Two companies buying out a third one. Both of them does not want to let the other control too much of the market. At one point, you're overbidding, more than you should... But that never happens, right?

The real life example: the last cookie in the box with your brother. At one point the quantity of energy spent arguing is greater that what you'll get (minus the fist fights).
Or the last nice looking girl of a club. She'll see it's not a Mercedes...


Are you suggesting that women are objects to be bought and sold?

If so, take my wife, please. $5 no question asked.

Re: [2014-12-30] Dollar Auction

PostPosted: Sat Jan 17, 2015 11:50 pm
by derp
mrjones wrote:I looked at the talk page for the Wikipedia article, and it seems that the article (and Zach's comic) is basically incorrect and the point of the game is NOT to show that "rational choices can lead to irrational behaviour" (which is, as far as i understand, nonsense), but rather to argue that people will typically not behave rationally in this kind of situation.

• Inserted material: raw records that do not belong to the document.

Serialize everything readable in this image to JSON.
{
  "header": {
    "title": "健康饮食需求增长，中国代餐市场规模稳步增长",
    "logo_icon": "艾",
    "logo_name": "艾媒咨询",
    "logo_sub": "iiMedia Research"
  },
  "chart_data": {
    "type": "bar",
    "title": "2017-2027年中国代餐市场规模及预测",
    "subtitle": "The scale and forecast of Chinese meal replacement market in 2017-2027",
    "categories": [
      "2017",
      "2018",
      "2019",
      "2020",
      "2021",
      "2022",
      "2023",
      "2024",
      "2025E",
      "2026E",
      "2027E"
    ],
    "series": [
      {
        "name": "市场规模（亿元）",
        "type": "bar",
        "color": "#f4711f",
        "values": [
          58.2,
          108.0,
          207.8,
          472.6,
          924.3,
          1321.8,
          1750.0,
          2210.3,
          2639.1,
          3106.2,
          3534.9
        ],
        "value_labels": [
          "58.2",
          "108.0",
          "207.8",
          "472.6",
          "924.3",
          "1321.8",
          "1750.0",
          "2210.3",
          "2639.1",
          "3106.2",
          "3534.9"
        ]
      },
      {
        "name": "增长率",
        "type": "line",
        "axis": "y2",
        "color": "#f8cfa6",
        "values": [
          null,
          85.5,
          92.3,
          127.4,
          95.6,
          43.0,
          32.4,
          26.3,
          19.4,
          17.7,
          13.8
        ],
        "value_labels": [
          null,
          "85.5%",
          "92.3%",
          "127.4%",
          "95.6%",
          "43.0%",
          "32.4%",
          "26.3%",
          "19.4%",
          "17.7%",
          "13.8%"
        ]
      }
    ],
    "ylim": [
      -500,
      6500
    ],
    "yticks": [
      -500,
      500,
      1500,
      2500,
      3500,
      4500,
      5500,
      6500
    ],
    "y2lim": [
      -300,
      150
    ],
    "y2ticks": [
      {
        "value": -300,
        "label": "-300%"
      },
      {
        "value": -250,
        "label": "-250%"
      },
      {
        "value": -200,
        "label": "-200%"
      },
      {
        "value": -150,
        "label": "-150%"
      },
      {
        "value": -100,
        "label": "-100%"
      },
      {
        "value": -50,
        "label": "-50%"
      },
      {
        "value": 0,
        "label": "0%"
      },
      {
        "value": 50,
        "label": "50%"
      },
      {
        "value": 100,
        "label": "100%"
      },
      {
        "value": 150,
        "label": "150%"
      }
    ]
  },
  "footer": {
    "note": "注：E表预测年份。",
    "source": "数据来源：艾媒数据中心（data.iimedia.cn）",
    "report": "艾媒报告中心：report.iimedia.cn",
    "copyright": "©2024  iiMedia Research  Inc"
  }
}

Quoting your Wikipedia article directly:
The dollar auction is a non-zero sum sequential game designed by economist Martin Shubik to illustrate a paradox brought about by traditional rational choice theory in which players with perfect information in the game are compelled to make an ultimately irrational decision based completely on a sequence of rational choices made throughout the game.